Goddard's ability to work with industry is high, says Schoppe. The DDL has developed a process for manufacturing extremely low-noise junction field effect transistors capable of operating at liquid nitrogen temperatures of 77 K. The Eaton implanter, which has a range of 10 KeV to 3 MeV, provides ion doses between 1011 and 1016 ions per square centimeter. Built around a linear accelerator, the tool is controlled by 10 computers and uses robotic arms to load up to 25 wafers in a Class 1 environment. The implanter handles wafers measuring up to 200 mm. The lab's sensing system monitors toxic and pyrophoric gases around the clock.
Schoppe says that partnering costs are determined on "a case-by-case basis" and depend on the amount of equipment and number of government personnel required. Goddard offers companies a variety of partnering arrangements. Firms may buy technology developed by NASA for integration into a product line. Alternatively, they may develop the technology further to suit new product requirements. Partnerships can take many forms, from a memorandum of agreement to a patent license.
The agency's commercialization program can be particularly helpful to small firms, according to the president of one such company that has been involved in an ongoing project with Goddard's DDL since May 1995. Perry Skeath of Spray Chip Systems in Lanham, MD, praises the lab for "allowing us to use their standard processes such as micromachining and also giving us the space to do some custom process development, both of which are essential."

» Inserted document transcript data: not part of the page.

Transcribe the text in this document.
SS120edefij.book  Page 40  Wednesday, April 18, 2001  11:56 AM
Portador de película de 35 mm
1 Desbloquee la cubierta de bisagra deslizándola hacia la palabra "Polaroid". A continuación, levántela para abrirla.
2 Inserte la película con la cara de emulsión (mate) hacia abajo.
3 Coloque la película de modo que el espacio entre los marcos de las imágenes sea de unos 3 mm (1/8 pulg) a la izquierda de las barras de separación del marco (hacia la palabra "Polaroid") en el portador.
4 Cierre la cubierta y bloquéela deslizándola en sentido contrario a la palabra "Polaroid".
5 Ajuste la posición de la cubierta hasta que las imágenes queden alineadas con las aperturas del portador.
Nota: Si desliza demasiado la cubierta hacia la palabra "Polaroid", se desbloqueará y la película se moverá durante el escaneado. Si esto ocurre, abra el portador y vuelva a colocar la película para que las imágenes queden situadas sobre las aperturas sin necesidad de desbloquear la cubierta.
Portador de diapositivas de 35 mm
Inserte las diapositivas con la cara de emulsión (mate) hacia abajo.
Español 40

Spray Chip Systems manufactures fluid microsystems for use as automobile fuel injectors and medical nebulizers. The vendor has used DDL's mask aligners, cleaning apparatus, oxidation furnaces, diffusion tools, and implanter.
Skeath declines to reveal the cost of the partnership. He notes that as a small company with its corporate headquarters in Maryland, Spray Chip "is lucky in many ways, and probably has a leg up in terms of a working relationship" with the lab. "But I think the attitude there at Goddard is very open to working with business, so I don't think we got that much of an advantage over anyone else.
"The usual thing," Skeath continues, "is that there has to be a good mutual interest that makes any project fly. I also had the experience of working with a government lab where there didn't turn out to be a mutual interest and things sort of fell apart."
Skeath says that Spray Chip is based in Lanham mainly because the site is near Goddard. He adds: "It's not just technology transfer that's going on in these labs. It's more like technology partnership."
Skeath acknowledges that larger companies may not need the R&D boost that a DDL can provide. However, he emphasizes, "if any company wants to separate its production and R&D, this is a nice way to do it. An R&D facility costs a lot of money. For a small company like us this makes good sense."